Segundo dados da Comissão Nacional de Promoção dos Direitos e Proteção das Crianças e Jovens, citados pelo jornal Público, a negligência é a categoria de perigo com maior número de sinalizações feitas por profissionais de saúde.
O número de casos comunicados por hospitais e centros de saúde mais do que duplicou neste período: passou de 69, em 2020, para 172, em 2024.
Muitas vezes, trata-se de situações em que os pais ou cuidadores não cumprem o plano de saúde da criança, como a vacinação ou a administração de medicação nos prazos recomendados. Mas há também situações mais graves.

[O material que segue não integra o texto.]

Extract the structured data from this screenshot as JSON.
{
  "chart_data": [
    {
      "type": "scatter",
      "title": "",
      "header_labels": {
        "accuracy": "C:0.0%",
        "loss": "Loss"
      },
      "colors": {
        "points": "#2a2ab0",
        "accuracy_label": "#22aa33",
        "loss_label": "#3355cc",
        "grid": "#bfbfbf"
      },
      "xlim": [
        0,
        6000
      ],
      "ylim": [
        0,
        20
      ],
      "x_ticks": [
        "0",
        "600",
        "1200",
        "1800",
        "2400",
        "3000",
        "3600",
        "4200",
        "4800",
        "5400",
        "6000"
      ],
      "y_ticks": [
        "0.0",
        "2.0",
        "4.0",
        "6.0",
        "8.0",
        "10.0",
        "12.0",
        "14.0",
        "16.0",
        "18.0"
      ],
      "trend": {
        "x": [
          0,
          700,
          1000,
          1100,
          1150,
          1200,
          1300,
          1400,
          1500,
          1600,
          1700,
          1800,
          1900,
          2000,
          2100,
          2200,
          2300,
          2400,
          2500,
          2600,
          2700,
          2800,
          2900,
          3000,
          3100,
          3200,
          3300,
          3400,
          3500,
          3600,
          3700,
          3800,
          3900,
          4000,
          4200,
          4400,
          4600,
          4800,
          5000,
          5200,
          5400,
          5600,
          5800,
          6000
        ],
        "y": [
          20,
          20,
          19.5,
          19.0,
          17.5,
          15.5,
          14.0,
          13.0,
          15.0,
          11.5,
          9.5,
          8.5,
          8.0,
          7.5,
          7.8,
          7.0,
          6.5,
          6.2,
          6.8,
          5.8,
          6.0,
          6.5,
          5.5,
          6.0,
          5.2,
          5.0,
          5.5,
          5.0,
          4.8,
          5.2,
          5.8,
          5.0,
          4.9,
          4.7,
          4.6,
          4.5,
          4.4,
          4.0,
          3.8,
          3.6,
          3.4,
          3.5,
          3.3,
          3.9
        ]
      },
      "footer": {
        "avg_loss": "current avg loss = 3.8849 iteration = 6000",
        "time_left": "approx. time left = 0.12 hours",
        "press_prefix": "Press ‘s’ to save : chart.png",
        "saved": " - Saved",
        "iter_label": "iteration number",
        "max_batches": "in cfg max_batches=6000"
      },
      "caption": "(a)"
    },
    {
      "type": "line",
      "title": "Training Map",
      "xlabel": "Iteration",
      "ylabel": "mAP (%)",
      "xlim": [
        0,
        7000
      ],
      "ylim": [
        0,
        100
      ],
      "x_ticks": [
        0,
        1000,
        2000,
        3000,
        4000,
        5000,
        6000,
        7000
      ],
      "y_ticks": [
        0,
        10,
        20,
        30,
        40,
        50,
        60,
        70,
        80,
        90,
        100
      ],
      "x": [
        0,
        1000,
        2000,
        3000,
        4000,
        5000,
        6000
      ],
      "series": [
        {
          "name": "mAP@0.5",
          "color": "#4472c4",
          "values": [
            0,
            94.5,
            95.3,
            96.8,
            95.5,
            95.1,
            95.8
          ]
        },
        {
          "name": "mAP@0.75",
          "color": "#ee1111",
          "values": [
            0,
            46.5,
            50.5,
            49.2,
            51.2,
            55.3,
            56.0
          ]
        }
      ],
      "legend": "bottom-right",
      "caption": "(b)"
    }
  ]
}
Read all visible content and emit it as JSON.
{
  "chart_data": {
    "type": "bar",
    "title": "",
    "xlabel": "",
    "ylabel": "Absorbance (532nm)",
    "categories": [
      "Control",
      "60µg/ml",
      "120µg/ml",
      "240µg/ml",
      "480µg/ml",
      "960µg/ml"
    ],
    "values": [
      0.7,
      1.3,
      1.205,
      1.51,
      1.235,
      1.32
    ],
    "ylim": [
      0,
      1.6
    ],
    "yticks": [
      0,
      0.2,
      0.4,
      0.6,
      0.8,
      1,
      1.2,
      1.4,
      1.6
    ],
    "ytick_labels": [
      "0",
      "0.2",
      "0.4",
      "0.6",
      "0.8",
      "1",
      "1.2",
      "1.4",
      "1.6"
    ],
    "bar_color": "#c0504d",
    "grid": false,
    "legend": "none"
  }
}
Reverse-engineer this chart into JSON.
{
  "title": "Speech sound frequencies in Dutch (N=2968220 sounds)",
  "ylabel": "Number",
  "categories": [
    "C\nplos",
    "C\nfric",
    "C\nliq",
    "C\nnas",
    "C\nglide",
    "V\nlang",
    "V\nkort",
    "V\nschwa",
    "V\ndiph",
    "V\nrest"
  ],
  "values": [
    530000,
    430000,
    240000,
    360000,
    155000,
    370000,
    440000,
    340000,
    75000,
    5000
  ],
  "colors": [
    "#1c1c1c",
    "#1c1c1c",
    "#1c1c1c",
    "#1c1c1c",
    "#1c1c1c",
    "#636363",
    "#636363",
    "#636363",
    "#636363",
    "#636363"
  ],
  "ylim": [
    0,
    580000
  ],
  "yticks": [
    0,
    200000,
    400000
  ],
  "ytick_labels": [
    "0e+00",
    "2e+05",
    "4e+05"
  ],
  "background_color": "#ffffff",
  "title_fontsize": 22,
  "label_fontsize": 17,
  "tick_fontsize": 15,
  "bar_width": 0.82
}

Os casos sinalizados como negligência grave aumentaram 12%, ultrapassando os 350. Nesses casos, está em causa não apenas a saúde física das crianças, mas também a sua estabilidade emocional e afetiva.
Além da negligência, os profissionais de saúde reportaram ainda situações de consumo de estupefacientes, violência doméstica, consumo de álcool e exposição a comportamentos que colocam em risco o bem-estar das crianças.
Apesar do aumento das sinalizações, as medidas aplicadas para resolver os problemas identificados caíram de 56% em 2020 para 42% em 2024.
As Comissões de Proteção de Crianças e Jovens (CPCJ) só intervêm depois de ser comunicada uma situação de perigo e de ser aberto um processo de promoção e proteção.